En haussant les épaules, elle retourna surveiller sa petite bande de garnements à eux tout seuls, qui, tout désobéissants qu’ils étaient, ne poussaient quand même pas si mal… Elle était même d’avis que dans ce poulailler, il y avait belle lurette qu’on n’avait pas vu d’aussi beaux petits !

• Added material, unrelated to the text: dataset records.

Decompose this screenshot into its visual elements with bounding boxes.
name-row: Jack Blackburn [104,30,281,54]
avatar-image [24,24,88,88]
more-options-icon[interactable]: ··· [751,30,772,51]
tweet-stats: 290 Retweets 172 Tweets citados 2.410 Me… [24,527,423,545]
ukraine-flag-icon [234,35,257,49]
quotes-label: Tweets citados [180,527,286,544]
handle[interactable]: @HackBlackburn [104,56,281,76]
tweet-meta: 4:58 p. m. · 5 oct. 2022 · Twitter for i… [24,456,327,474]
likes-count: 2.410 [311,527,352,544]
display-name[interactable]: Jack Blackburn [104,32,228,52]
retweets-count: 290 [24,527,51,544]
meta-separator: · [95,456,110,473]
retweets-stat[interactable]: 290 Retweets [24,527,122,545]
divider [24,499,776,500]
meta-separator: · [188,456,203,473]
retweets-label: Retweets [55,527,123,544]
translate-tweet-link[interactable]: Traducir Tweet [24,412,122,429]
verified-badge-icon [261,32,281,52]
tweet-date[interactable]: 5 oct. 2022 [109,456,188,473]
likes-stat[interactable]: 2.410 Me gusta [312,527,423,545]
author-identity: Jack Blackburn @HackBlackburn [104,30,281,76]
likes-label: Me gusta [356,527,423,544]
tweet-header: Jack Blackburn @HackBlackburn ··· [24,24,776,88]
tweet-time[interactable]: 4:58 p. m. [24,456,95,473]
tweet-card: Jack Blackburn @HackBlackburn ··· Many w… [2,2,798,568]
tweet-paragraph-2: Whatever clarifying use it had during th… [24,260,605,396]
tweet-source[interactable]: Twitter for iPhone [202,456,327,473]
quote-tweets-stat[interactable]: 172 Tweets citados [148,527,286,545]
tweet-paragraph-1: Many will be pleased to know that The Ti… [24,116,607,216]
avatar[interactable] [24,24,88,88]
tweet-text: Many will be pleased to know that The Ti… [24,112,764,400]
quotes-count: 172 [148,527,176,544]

J’aurais préféré que cette histoire finisse bien, comme celle du vilain petit canard, mais non, Luc n’est pas un paon, ni un cygne, mais simplement un poussin qui n’a pas eu de pot, qui a dû hériter des gènes du grand-oncle, celui qui n’a jamais appris à se percher, et qu’un chien haret a croqué… Un poussin qui a un peu trop longtemps flemmardé au lit, et qui a raté le train… Un poussin profondément frustré, ayant subi un déficit affectif grave à un âge ou une présence chaleureuse guidant ses premiers pas, le protégeant, eut été cruciale…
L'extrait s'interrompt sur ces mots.